I've seen the term been used quite a lot when reading about lattice gauge theory calculations. So far what I've gathered is the following, from this source [1].

Lorentz invariance of the action is broken on a discretized lattice. When calculating any quantity on the lattice, the continuum limit $$a\rightarrow 0$$ must be extracted, where $$a$$ is the lattice spacing. However this convergence is often slow, with $$O(a)$$ error terms, so one way to speed it up is to introduce an $$O(a)$$ irrelevant operator to the Lagrangian density, and tune its coefficient so that the lattice artifacts disappear in certain physical quantities (masses, cross sections, etc.).

$$\mathcal{L}\rightarrow \mathcal{L}+\int c_{\textrm{sw}}\mathcal{L}_c\,$$

$$\mathcal{L}_c=-\frac{a}{4} \bar \psi \sigma_{\mu\nu}\psi F^{\mu\nu}$$

The tuneable coefficient $$c_{\textrm{sw}}$$ is called the Sheikholeslami-Wohlert coefficient, and is a function of the lattice spacing through the gauge coupling $$g$$. The correction term $$\mathcal{L}_c$$ is called the "clover term".

So this would tell me what the clover-term is, the clover-improved action, but what is a clover fermion?

[1] "Clover fermions in the adjoint representation and simulations of supersymmetric Yang-Mills theory" arXiv:1311.6312 [hep-lat]

A clover fermion is a fermion described by the Wilson fermion action plus the clover-term. Clover fermion is just a short-hand version of Wilson clover fermion. Other terms which describe the same fermion discretization are clover-improved Wilson fermion or $$\mathrm{O}(a)$$ improved Wilson fermion.
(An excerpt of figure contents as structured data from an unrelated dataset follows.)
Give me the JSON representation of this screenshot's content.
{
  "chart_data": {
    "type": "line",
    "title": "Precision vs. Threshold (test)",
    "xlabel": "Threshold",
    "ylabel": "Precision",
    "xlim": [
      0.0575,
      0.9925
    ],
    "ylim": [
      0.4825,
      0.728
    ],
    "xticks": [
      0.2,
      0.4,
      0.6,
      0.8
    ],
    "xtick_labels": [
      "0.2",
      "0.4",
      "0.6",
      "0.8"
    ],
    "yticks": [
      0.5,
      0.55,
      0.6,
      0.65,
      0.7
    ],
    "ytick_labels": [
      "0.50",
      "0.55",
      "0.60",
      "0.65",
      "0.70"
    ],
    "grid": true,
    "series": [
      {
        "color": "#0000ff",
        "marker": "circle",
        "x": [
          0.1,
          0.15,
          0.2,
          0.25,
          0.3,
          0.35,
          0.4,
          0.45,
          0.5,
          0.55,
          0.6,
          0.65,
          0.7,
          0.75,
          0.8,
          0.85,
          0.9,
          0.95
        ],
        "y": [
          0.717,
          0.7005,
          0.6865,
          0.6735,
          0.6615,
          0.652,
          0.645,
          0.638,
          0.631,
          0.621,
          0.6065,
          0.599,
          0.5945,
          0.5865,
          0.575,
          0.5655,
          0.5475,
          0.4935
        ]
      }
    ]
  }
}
• What is the Wilson fermion action? Is it different from the standard renormalizable fermion action $\int i\bar\psi \gamma^\mu D_\mu \psi$? Commented Aug 5, 2021 at 16:15
• The Wilson Dirac operator is defined in equation (2.7) of the reference you linked (the corresponding action in equation (2.6)). The original reference is Phys.Rev.D 10 (1974) 2445-2459.
–  Mio
Commented Aug 6, 2021 at 10:25
• Thanks. I have a question. In the paper I referenced, what is the continuum analog of the Dirac-Wilson operator $D_W(y,x)$? I would guess that it should be the standard bilocal version of the standard Dirac operator $\delta(y,x)\gamma^\mu D_\mu (x)$ where $D_\mu (x)$ is the covariant derivative with respect to $x$ Commented Aug 6, 2021 at 15:48
• That is correct. The Wilson Dirac operator approaches the continuum limit with cutoff effects of $\mathrm{O}(a)$ and without any doublers (which is the initial motivation for the Wilson term).
–  Mio
Commented Aug 7, 2021 at 17:08